Federal judge orders Trump administration to make full November SNAP payments
A federal judge in Rhode Island said Thursday that the Trump administration must fully cover food stamp benefits for tens of millions of Americans in November.
“People have gone without for too long,” US District Judge John McConnell said during a hastily called hearing Thursday. “Not making payments to them for even another day is simply unacceptable.”
Nearly 42 million Americans receive food stamps. Payments are made on a staggered basis over the course of a month.
But the US Department of Agriculture took the unprecedented step of halting benefits for November, saying the program had run out of funding amid the government shutdown.
Despite the judge’s ruling, however, many beneficiaries may have to wait a at least few more days to see the assistance. States send food stamp enrollees’ information to vendors every month so they can load funds onto recipients’ benefit cards, often days or weeks before the new month begins. Those steps need to take place before benefits can restart.

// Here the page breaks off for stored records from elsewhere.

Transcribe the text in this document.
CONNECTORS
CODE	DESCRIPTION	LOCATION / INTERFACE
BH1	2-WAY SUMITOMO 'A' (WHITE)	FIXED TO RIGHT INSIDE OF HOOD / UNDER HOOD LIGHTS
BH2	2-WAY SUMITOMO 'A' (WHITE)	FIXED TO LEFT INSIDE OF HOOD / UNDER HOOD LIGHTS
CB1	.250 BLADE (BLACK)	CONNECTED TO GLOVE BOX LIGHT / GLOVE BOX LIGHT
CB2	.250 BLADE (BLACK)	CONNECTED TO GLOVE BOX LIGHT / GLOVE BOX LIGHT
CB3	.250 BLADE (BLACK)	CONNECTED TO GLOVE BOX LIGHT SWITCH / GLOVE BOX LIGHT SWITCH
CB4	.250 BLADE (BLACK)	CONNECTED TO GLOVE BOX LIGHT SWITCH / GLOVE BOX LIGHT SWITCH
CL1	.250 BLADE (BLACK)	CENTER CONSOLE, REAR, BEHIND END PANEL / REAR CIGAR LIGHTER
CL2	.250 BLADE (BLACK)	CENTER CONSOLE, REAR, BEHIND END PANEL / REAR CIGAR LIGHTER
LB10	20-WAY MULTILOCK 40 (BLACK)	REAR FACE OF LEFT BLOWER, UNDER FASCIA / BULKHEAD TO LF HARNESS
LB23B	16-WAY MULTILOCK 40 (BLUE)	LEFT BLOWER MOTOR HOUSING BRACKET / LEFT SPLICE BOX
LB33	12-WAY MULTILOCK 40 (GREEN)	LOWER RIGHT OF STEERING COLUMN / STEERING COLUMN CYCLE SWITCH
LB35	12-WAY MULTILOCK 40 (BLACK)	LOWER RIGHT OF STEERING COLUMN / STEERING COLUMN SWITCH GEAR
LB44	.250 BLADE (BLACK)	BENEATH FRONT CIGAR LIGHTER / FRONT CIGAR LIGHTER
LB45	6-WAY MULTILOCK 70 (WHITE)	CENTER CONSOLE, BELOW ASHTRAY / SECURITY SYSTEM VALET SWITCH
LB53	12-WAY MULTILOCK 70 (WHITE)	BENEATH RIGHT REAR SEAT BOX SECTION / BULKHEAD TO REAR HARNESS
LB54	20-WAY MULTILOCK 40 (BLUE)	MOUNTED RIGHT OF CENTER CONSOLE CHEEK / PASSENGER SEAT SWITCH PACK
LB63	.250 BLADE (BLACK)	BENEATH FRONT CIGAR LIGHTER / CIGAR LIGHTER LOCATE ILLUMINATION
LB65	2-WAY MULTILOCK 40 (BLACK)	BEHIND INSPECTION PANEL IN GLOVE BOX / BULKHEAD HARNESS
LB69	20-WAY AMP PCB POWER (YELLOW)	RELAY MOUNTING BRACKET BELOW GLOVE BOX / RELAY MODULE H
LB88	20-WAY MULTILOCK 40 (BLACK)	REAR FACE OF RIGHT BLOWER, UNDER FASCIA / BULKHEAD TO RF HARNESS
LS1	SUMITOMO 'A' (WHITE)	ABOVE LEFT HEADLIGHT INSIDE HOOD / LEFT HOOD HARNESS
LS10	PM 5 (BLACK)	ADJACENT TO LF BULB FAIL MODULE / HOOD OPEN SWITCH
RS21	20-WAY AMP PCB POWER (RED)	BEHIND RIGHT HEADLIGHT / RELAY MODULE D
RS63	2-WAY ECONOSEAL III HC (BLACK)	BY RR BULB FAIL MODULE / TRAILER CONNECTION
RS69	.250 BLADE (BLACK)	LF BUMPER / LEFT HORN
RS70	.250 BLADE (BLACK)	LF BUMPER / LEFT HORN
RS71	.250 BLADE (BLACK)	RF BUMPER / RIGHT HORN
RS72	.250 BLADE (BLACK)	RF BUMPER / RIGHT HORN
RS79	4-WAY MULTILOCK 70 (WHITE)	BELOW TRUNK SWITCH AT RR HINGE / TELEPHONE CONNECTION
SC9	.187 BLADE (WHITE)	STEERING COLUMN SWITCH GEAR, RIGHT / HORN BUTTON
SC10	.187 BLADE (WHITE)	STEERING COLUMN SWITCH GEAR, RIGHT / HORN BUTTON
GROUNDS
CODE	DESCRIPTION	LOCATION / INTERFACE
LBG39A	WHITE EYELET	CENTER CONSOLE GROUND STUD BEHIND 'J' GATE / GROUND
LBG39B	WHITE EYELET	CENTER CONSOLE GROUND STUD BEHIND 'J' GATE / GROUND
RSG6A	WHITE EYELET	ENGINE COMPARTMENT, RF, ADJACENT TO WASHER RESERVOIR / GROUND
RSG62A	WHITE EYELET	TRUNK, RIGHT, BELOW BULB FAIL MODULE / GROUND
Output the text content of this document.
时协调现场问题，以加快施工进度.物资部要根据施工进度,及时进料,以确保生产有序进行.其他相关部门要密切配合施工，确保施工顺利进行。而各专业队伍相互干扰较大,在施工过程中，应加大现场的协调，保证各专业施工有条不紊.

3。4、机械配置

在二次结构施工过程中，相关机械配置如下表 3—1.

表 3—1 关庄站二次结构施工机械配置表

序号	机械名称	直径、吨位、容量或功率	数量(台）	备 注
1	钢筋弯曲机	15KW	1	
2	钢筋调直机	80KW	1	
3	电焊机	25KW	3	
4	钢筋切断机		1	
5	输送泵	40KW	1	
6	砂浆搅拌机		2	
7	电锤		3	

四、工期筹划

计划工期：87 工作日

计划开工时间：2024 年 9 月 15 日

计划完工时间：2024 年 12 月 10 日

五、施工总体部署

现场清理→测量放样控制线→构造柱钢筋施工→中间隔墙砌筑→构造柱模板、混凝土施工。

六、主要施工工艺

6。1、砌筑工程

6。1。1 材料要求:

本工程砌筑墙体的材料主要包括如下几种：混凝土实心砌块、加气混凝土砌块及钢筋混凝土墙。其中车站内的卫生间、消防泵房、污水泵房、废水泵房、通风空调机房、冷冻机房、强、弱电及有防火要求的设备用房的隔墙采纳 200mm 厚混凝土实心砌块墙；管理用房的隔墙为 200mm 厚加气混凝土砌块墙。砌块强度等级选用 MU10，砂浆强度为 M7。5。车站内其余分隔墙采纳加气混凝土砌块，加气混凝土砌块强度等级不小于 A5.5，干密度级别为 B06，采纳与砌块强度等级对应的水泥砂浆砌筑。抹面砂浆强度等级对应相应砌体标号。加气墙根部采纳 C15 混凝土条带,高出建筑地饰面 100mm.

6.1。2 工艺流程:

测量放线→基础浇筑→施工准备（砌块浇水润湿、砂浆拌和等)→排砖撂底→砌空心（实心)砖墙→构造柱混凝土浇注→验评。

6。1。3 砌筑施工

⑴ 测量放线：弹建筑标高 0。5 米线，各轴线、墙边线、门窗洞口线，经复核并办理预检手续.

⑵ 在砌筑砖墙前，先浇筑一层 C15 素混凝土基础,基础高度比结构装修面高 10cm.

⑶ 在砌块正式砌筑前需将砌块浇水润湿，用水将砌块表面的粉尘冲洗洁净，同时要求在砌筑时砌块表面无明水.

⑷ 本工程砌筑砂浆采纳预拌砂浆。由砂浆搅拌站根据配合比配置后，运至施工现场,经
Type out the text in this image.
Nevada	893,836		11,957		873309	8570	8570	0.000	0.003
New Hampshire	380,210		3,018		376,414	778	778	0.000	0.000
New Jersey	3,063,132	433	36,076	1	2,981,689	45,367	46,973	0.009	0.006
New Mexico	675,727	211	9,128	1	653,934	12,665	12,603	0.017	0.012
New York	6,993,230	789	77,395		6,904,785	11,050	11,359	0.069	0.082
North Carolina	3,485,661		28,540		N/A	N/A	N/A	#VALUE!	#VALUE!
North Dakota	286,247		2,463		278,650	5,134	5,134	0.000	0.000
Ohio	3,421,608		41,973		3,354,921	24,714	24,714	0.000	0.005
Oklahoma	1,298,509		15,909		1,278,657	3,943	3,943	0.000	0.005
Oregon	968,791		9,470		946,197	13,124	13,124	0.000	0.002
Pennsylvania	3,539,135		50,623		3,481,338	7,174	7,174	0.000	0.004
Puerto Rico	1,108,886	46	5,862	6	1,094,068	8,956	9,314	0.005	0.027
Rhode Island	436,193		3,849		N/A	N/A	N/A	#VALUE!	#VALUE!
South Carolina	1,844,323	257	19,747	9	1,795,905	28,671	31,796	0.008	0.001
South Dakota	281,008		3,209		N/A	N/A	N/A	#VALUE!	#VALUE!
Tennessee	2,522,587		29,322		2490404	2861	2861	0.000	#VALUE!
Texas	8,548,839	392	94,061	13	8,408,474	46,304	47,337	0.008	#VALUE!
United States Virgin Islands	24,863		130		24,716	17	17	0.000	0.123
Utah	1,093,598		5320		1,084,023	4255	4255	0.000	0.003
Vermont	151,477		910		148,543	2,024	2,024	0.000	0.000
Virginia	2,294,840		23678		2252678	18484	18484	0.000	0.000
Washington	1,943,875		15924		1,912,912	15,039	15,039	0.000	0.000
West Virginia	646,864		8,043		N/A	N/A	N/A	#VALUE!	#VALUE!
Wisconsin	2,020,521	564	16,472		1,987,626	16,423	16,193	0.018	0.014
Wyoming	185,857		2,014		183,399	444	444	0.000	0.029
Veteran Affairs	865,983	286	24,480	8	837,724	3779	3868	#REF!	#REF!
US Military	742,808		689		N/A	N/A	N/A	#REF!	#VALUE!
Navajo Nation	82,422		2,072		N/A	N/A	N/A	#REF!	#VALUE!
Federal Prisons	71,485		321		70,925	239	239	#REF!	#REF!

McConnell’s order comes days after the administration, in response to an earlier order from him, said it would provide only partial food stamp benefits for November by using $4.65 billion in a contingency fund maintained by the Supplemental Nutrition Assistance Program, or SNAP, the formal name for food stamps.
The judge said the administration had not worked fast enough to ensure money reached the program’s millions of recipients and that it had acted “arbitrarily and capriciously” when it decided earlier this week that it would not provide the full benefits this month.
Under McConnell’s new ruling, the government must tap into billions of additional dollars held by USDA in a separate pot of money so full SNAP benefits can be paid. The judge said those payments needed to be made to states, which administer the program, by Friday.